Avoir dans la platine la nouvelle livraison de Riverside, c’est presque la certitude de ne pas perdre son temps et mieux, de prendre un sacré pied. Après avoir découpé, avec une beauté indiscutable, les contours d’un rock metallique sur Anno Domini High Definition (2009) et Shrine of New Generation Slaves (2013), les polonais reviennent explorer les contrées de leurs débuts (Out of Myself, notamment) en puisant également dans l’éther de Lunatic Soul, le projet solo du bassiste-chanteur Mariusz Duda (Walking on a Flashlight Beam). C’est sur cette route à la fois limpide et cabossée que Riverside aura donc construit Love, Fear and the Time Machine. Un sixième album où la lumière surgit avec une élégance rare.
« Nos récents albums étaient de plus en plus sombres et violents. Avec ce nouvel album, nous retournons vers quelque chose de plus lumineux. Malgré une grosse dose de mélancolie, il y a un nouveau territoire où les chansons prennent de l’espace et en même temps, elles n’ont jamais aussi concises auparavant. » – Mariusz Duda
En 10 chansons, le disque se dote d’une hybridation tout en force diabolique et en douceur atmosphérique. Il calibre un prog-rock nourrie des années 70 et 80, laissant les claviers plus en retrait pour se concentrer sur des rythmiques incroyablement émotionnelles et donner la chair de poule, de la tête aux pieds. Le casting de ce soundtrack existentiel mais « positif » est éclairé par le chant sobre, intime, émotionnel et bouleversant de Mariusz Duda. Quelle voix ! Entre le frémissant « Lost » démarré sur une nappe de clavier avant de verser dans un groove solaire, le lifting énergique « Under the Pillow », le pop « #Addicted », le rêveur « Caterpillar and the Barbed Wire », l’atmosphérique « Afloat », la splendide ballade acoustique (« Time Travellers »), tout est fait pour chavirer l’auditeur.

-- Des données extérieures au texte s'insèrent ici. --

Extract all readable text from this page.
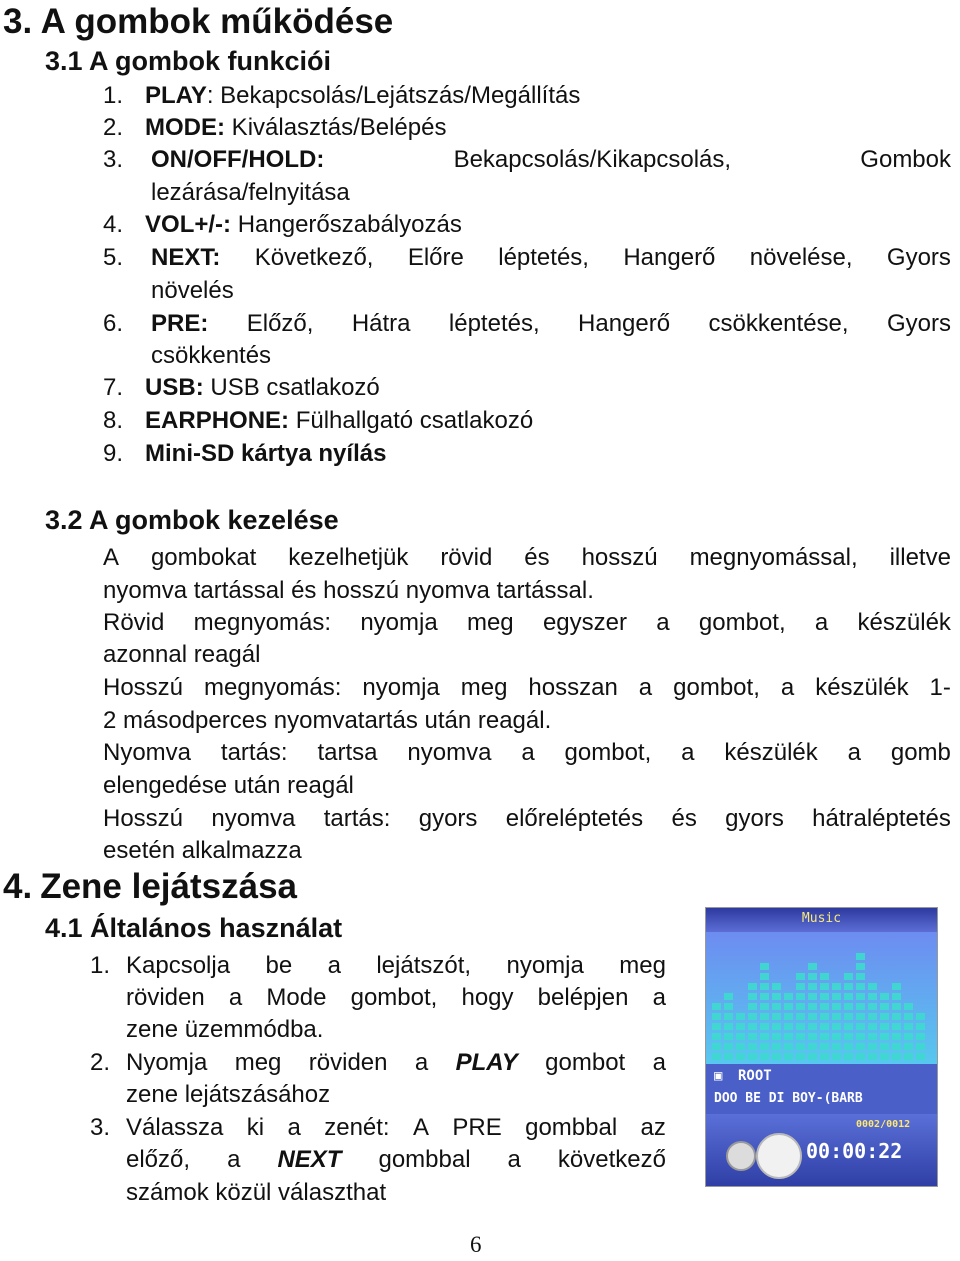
3. A gombok működése
3.1 A gombok funkciói
1. PLAY: Bekapcsolás/Lejátszás/Megállítás
2. MODE: Kiválasztás/Belépés
3. ON/OFF/HOLD:	Bekapcsolás/Kikapcsolás,	Gombok
lezárása/felnyitása
4. VOL+/-: Hangerőszabályozás
5. NEXT: Következő, Előre léptetés, Hangerő növelése, Gyors
növelés
6. PRE: Előző, Hátra léptetés, Hangerő csökkentése, Gyors
csökkentés
7. USB: USB csatlakozó
8. EARPHONE: Fülhallgató csatlakozó
9. Mini-SD kártya nyílás
3.2 A gombok kezelése
A gombokat kezelhetjük rövid és hosszú megnyomással, illetve
nyomva tartással és hosszú nyomva tartással.
Rövid megnyomás: nyomja meg egyszer a gombot, a készülék
azonnal reagál
Hosszú megnyomás: nyomja meg hosszan a gombot, a készülék 1-
2 másodperces nyomvatartás után reagál.
Nyomva tartás: tartsa nyomva a gombot, a készülék a gomb
elengedése után reagál
Hosszú nyomva tartás: gyors előreléptetés és gyors hátraléptetés
esetén alkalmazza
4. Zene lejátszása
4.1 Általános használat
1. Kapcsolja be a lejátszót, nyomja meg
röviden a Mode gombot, hogy belépjen a
zene üzemmódba.
2. Nyomja meg röviden a PLAY gombot a
zene lejátszásához
3. Válassza ki a zenét: A PRE gombbal az
előző, a NEXT gombbal a következő
számok közül választhat
Music
▣ ROOT
DOO BE DI BOY-(BARB
0002/0012
00:00:22
6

Le meilleur exemple de cette formule magique reste le mélange acoustique, jazzy, heavy sur les huit minutes de « Toward the Blue Horizon ». Dans des arrangements très sobres, Riverside distille douze années de savoir faire sur une mélodie chaude comme la braise avant que « Found » n’emballe le tout comme une matinée ensoleillée. La mélancolie autour n’écrase rien, n’éteint pas les musiciens, qui propagent leurs sons comme on jete un regard tranquille loin d’un puit sans fond. De ces rêves éveillés, émerveillés, Riverside redessine sa musique. Sans être pastel la praline, Love, Fear and the Time Machine repeint ses ombrés. C’est peu dire que le résultat est beau.